Hoje essas meninas podem tentar mudar o rumo de suas vidas. Na Casa Nem, elas têm um lugar decente para dormir e a chance de entrar em um projeto para estudar. Algumas delas estão em busca de emprego. Daniela entrou em um projeto social para a inclusão de travestis e já conseguiu uma vaga para limpeza do restaurante. Está radiante com a primeira semana de trabalho.

Casa Nem abre portas para prostitutas

Mas esse caminho ainda é árduo. São muitas as portas fechadas para elas. Na maioria das vezes, a única saída encontrada é a prostituição. A Casa Nem também recebe as meninas que entram para o mercado do sexo - seja  por necessidade ou porque escolheram esse caminho por convicção.
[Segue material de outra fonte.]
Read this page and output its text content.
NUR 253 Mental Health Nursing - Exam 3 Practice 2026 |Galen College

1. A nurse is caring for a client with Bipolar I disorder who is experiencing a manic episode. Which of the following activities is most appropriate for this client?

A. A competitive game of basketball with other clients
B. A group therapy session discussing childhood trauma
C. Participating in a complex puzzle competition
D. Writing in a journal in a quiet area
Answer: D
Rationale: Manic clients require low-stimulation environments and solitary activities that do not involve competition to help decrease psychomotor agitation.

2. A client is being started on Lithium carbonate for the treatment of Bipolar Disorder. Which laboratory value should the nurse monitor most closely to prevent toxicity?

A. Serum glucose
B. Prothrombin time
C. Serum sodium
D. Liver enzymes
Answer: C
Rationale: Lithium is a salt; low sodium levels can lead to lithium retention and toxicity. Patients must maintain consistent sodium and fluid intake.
Lá elas estabelecem uma rotina sem depender de nenhum cafetão.

Ludmilla Ferraz diz que quer sair dessa vida, mas ainda precisa do dinheiro. “Para ganhar dinheiro, está sendo [melhor] a prostituição. A gente vai procurar um serviço e não acha. As pessoas fecham as portas. É triste, mas tem que ir para a esquina. É a única opção que está tendo”, afirma.

Mas elas não estão contentes com o faturamento nos Jogos. Além da concorrência com as mulheres, as travestis costumam frequentar mais o centro da cidade. E é na Zona Sul que o turismo sexual é alavancado.

“Eu tenho trabalhado pouco, tenho ido pouco ao meu ponto de prostituição. Mas tem sido melhor, um fluxo maior de pessoas, uma busca maior pelo nosso trabalho, pelo nosso oficio, notório, mas não uma grande coisa também”, diz Sabrina Alves.

Evelyn Gutierrez também está bem irritada. Teve gastos extras e não viu resultado. “Para mim que sou puta, ativista e militante, está uma bosta. A gente faz investimento para pagar site, pagar anúncio e não adianta. Eu paguei R$ 850 de anúncio, meu telefone tocou duas vezes. Hoje de manhã fiz um programa só. Só tenho esses clientes penosos, sem grana pedindo WhatsApp, pedindo foto. Está horrível. Acho que vou sair pelada pela rua porque o site não está dando o resultado que esperei”, afirma.